TikTok’s rapid ascent in music-industry influence raises a lot of questions about the forever changing methods of music discovery. Paul McKessar, Benee’s manager, says the brevity of 15-second videos rewards songs that quickly engage the listener, and if a song can make an instant connection on TikTok, it’s got a good chance of finding an audience beyond it.
But can you game the system? Was “Glitter” planted? No way, Benee and McKessar both tell me. McKessar only heard of the app when his 14-year-old daughter told him that one of Benee’s songs was trending. Benee had no idea either. “People kept telling me that everyone was dancing to my song and I thought, ‘Aw that’s so cute,’” she says. “But then I downloaded it and sort of realised the gravity of it.”
McKessar says TikTok is hard to game, but that’s why unexpected and eccentric songs can take off on the platform.
This doesn’t mean that already-popular songs from Camila Cabello and Ariana Grande don’t also soundtrack millions of videos, but because the videos don’t directly contribute to chart metrics, the app tends to have a far greater impact on the fortunes of lesser-known artists.
McKessar says the song’s blowing up on TikTok has been followed by a related migration to streaming services. Before “Glitter” was big on TikTok, it was being streamed about 50,000 times a day on Spotify; that figure has grown to half a million in just a few months.
I wondered how Benee felt as an artist about the way her song had grown so big in a way she didn’t anticipate and couldn’t control. Having your song become popular on TikTok can be stamped onto its identity — it becomes a “TikTok song”. At Laneway Festival, fans were heard asking, “Has she done the TikTok one yet?”
“I think the dance is cool,” she says, unfazed. “People have taught me it and asked me to be in videos with them
and I love that and will say yes. We talked about me making a TikTok but I decided I’m happy to just let it be something my fans and people on TikTok can do. I probably would never make a TikTok myself.”
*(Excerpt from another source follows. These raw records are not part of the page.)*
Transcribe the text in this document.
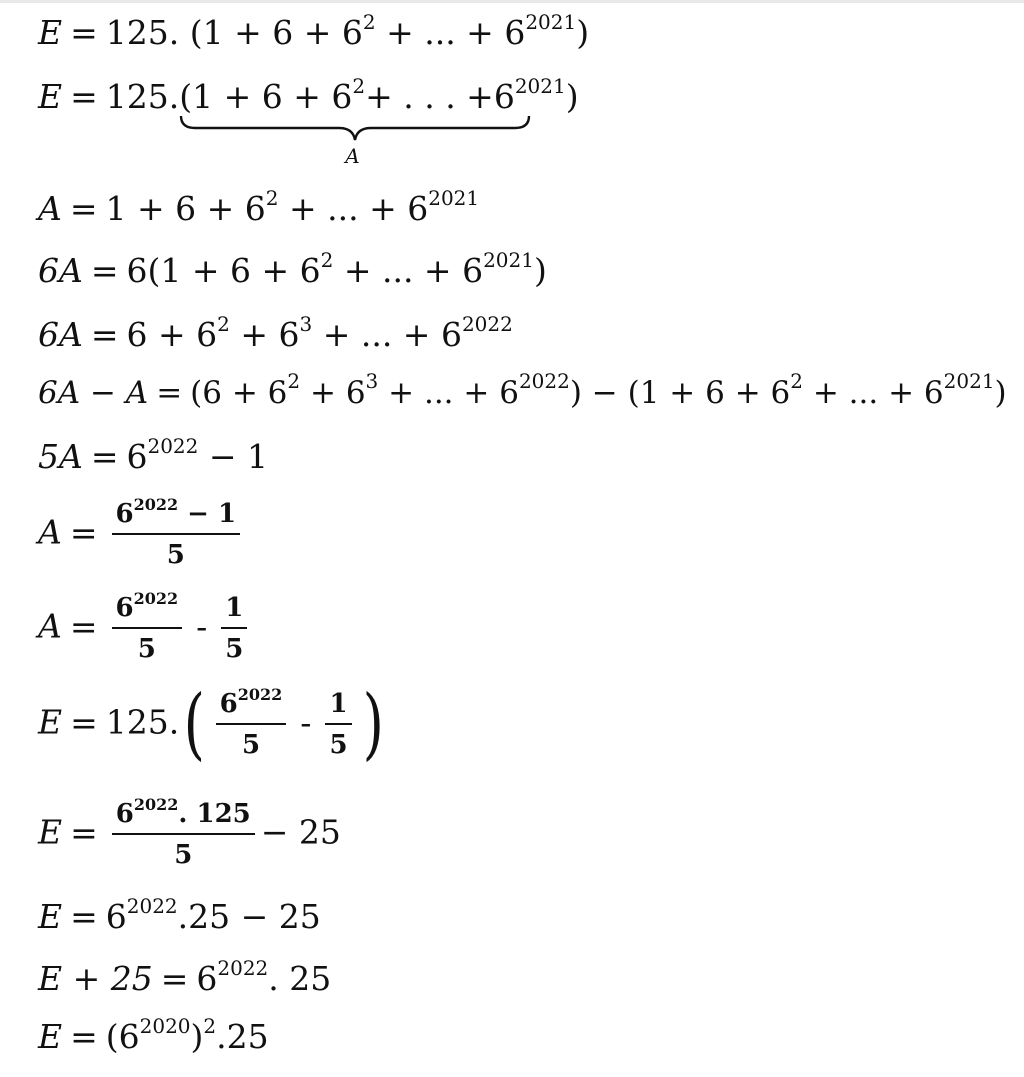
E = 125. ($1 + 6 + 6^2$ + ... + $6^{2021}$)
$E = 125.(1 + 6 + 6^2+$ . . . $+6^{2021}$)
A
$A = 1 + 6 + 6^2$ + ... + $6^{2021}$
$6A = 6(1 + 6 + 6^2$ + ... + $6^{2021}$)
$6A = 6 + 6^2 + 6^3$ + ... + $6^{2022}$
$6A - A = (6 + 6^2 + 6^3$ + ... + $6^{2022}) - (1 + 6 + 6^2$ + ... + $6^{2021}$)
$5A = 6^{2022} - 1$
$A = \frac{6^{2022} - 1}{5}$
$A = \frac{6^{2022}}{5} - \frac{1}{5}$
$E = 125.( \frac{6^{2022}}{5} - \frac{1}{5}$ )
$E = \frac{6^{2022}. 125}{5} - 25$
$E = 6^{2022}.25 - 25$
$E + 25 = 6^{2022}$. 25
$E = (6^{2020})^2.25$
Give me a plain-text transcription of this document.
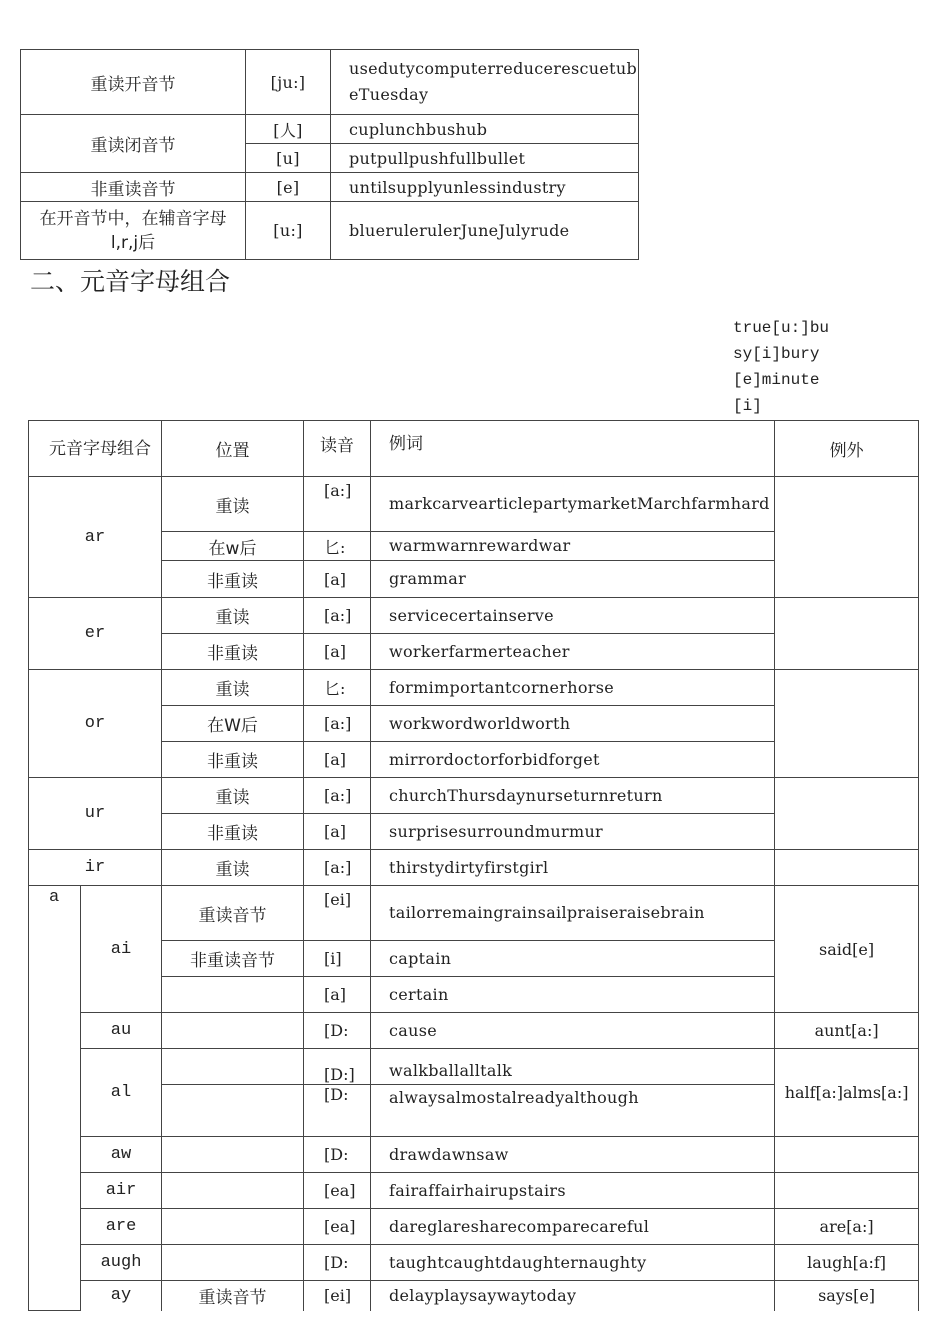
重读开音节	[ju:]	usedutycomputerreducerescuetubeTuesday
重读闭音节	[人]	cuplunchbushub
	[u]	putpullpushfullbullet
非重读音节	[e]	untilsupplyunlessindustry
在开音节中，在辅音字母l,r,j后	[u:]	bluerulerulerJuneJulyrude
二、元音字母组合
true[u:]busy[i]bury[e]minute[i]
元音字母组合		位置	读音	例词	例外
ar		重读	[a:]	markcarvearticlepartymarketMarchfarmhard	
		在w后	匕:	warmwarnrewardwar	
		非重读	[a]	grammar	
er		重读	[a:]	servicecertainserve	
		非重读	[a]	workerfarmerteacher	
or		重读	匕:	formimportantcornerhorse	
		在W后	[a:]	workwordworldworth	
		非重读	[a]	mirrordoctorforbidforget	
ur		重读	[a:]	churchThursdaynurseturnreturn	
		非重读	[a]	surprisesurroundmurmur	
ir		重读	[a:]	thirstydirtyfirstgirl	
a	ai	重读音节	[ei]	tailorremaingrainsailpraiseraisebrain	said[e]
		非重读音节	[i]	captain	
			[a]	certain	
	au		[D:	cause	aunt[a:]
	al		[D:]	walkballalltalk	half[a:]alms[a:]
			[D:	alwaysalmostalreadyalthough	
	aw		[D:	drawdawnsaw	
	air		[ea]	fairaffairhairupstairs	
	are		[ea]	dareglaresharecomparecareful	are[a:]
	augh		[D:	taughtcaughtdaughternaughty	laugh[a:f]
	ay	重读音节	[ei]	delayplaysaywaytoday	says[e]
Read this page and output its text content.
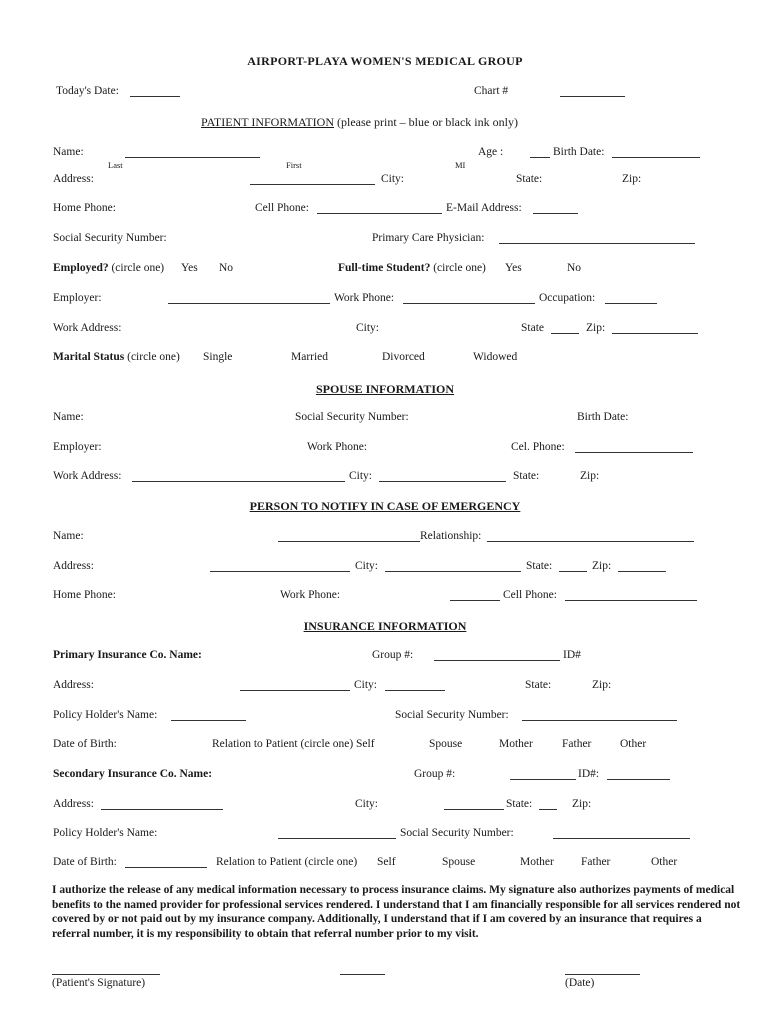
AIRPORT-PLAYA WOMEN'S MEDICAL GROUP
Today's Date:	Chart #
PATIENT INFORMATION (please print – blue or black ink only)
Name:	Age :	Birth Date:
Last	First	MI
Address:	City:	State:	Zip:
Home Phone:	Cell Phone:	E-Mail Address:
Social Security Number:	Primary Care Physician:
Employed? (circle one) Yes No	Full-time Student? (circle one) Yes	No
Employer:	Work Phone:	Occupation:
Work Address:	City:	State	Zip:
Marital Status (circle one) Single	Married	Divorced	Widowed
SPOUSE INFORMATION
Name:	Social Security Number:	Birth Date:
Employer:	Work Phone:	Cel. Phone:
Work Address:	City:	State:	Zip:
PERSON TO NOTIFY IN CASE OF EMERGENCY
Name:	Relationship:
Address:	City:	State:	Zip:
Home Phone:	Work Phone:	Cell Phone:
INSURANCE INFORMATION
Primary Insurance Co. Name:	Group #:	ID#
Address:	City:	State:	Zip:
Policy Holder's Name:	Social Security Number:
Date of Birth:	Relation to Patient (circle one) Self	Spouse	Mother	Father Other
Secondary Insurance Co. Name:	Group #:	ID#:
Address:	City:	State:	Zip:
Policy Holder's Name:	Social Security Number:
Date of Birth:	Relation to Patient (circle one) Self	Spouse	Mother Father	Other
I authorize the release of any medical information necessary to process insurance claims. My signature also authorizes payments of medical benefits to the named provider for professional services rendered. I understand that I am financially responsible for all services rendered not covered by or not paid out by my insurance company. Additionally, I understand that if I am covered by an insurance that requires a referral number, it is my responsibility to obtain that referral number prior to my visit.
(Patient's Signature)	(Date)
“We talked with the record company about it,” McKessar adds, “and they sort of had to be supportive of what Stella’s artistic project and vision is, and they were cool about it in the end. But yeah, Stella did have to say ‘Hey I don’t want to be known as a TikTok artist.’”
However, TikTok is more than simply a promotional tool; it provides a level of engagement with music that so many artists revere. For Benee, seeing people from all around the world dancing together and being reached
by something she created is, regardless of any flow-on effects, extremely gratifying.
While there are questions to be asked about the permanence of TikTok and the type of promotional model it offers artists — especially given its royalty and licensing arrangements (it pays an astonishingly small licence fee per video made, rather than the per-play rate paid by streaming platforms) — the app will likely continue to shape pop music in 2020.
The next breakthrough artist might be just 15 seconds away.